Similarly, with Muhammad. One can take his bigotry, issues of child marriage, behaviour with his wives and slave girls, his preachings on war-booty, claims of revelation, claims of angels fighting alongside Muslims, necessity of fighting in jihad and so on. This kind of blasphemy will serve the purpose of bringing out issues in Quran and Muhammad’s own behaviour.
But making caricatures of sexual indulgence and imagining other kinds of deliberately insulting caricatures serves no purpose. Of course, one can stretch the point that Quran pronounces horrendous punishment for homosexuality, and therefore, showing Muhammad in homosexual relations is a comment on his preaching on the issue. But in my view, it should be done only if there are any indications of Muhammad himself being inclined to homosexuality, if there is reliable evidence of such acts on his part. Simply because he was against homosexuality does not justify, to my mind, such caricatures. Also, if there is any evidence in mythology (any version of Ramayana) of Rama being inclined to homosexuality it may bring out a point in the discourse.

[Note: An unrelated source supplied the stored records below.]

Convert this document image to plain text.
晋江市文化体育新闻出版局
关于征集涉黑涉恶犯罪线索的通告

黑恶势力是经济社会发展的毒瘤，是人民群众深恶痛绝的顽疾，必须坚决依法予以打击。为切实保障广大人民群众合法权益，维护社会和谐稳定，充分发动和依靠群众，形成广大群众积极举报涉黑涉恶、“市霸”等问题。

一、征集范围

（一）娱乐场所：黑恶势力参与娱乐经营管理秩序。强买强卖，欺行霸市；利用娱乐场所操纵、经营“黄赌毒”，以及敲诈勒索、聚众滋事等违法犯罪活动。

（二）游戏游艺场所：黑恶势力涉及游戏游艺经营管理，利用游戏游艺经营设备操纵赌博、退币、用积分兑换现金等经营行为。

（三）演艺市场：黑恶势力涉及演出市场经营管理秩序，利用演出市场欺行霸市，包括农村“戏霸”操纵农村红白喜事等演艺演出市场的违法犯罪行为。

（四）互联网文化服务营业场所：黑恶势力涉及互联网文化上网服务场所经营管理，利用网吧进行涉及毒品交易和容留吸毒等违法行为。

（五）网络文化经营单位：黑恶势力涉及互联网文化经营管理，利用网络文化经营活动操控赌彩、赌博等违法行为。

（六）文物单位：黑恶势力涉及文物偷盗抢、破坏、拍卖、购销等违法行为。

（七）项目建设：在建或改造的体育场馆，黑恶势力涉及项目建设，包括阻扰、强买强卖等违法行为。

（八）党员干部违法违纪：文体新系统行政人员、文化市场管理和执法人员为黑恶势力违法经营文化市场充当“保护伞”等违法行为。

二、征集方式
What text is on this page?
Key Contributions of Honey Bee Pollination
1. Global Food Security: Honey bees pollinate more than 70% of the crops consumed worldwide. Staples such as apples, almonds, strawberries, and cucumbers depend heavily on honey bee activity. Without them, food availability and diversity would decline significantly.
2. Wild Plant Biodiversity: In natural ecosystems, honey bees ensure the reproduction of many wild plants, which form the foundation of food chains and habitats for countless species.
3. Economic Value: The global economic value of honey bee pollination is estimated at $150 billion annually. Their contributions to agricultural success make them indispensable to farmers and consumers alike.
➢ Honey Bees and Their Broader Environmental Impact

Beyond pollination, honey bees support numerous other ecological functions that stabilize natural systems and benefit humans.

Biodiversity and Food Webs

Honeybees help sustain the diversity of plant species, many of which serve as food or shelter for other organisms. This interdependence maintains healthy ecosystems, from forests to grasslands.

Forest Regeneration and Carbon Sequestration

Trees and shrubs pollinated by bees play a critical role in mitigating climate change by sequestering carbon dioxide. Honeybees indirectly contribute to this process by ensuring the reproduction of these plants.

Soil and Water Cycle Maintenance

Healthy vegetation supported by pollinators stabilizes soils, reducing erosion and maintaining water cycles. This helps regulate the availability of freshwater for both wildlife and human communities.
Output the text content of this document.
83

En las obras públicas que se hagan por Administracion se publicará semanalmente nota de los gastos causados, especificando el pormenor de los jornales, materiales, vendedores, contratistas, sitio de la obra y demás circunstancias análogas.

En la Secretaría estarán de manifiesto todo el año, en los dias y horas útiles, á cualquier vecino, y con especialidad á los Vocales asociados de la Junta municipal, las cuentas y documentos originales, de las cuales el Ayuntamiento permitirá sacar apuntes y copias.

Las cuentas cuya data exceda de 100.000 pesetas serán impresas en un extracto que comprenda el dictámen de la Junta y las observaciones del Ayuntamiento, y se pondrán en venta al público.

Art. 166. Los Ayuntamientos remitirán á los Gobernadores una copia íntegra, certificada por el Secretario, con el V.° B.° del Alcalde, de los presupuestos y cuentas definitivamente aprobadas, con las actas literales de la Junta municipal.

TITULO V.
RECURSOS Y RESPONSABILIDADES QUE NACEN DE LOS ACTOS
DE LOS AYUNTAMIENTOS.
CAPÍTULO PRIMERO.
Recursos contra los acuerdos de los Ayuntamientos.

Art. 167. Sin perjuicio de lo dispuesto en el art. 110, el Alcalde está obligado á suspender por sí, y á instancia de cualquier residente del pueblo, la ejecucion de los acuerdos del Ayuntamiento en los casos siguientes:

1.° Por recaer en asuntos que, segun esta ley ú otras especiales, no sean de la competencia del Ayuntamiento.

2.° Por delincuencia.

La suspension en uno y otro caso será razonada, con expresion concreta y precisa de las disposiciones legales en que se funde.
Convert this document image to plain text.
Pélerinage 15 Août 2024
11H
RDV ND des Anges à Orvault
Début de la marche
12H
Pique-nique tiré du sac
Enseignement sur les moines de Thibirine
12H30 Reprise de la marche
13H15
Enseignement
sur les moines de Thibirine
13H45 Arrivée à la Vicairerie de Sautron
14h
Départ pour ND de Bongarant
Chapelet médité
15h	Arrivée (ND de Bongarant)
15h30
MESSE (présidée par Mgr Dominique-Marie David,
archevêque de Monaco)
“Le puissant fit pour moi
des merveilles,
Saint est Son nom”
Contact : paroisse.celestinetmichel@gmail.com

What I am trying to argue is that the blasphemy regarding religious figures and divinities (prophets, gods, sons and daughters of The God, etc.) should be around the historical or theological evidence. That will help in bringing out characteristics of those figures which arrest discourse and human freedom. And will weaken the arguments of their believers on the basis of authority of these figures. On the other hand mindless juvenile filth will discredit the attempts of useful and positive blasphemy, will create a reaction against it and destroy its power of pungent irony and deep cutting satire.
On the pain of repetition, I am not talking of banning blasphemy or killing for it. All I am arguing for is a thoughtful use that opens up minds and avoiding uses which will finally blunt the weapon itself.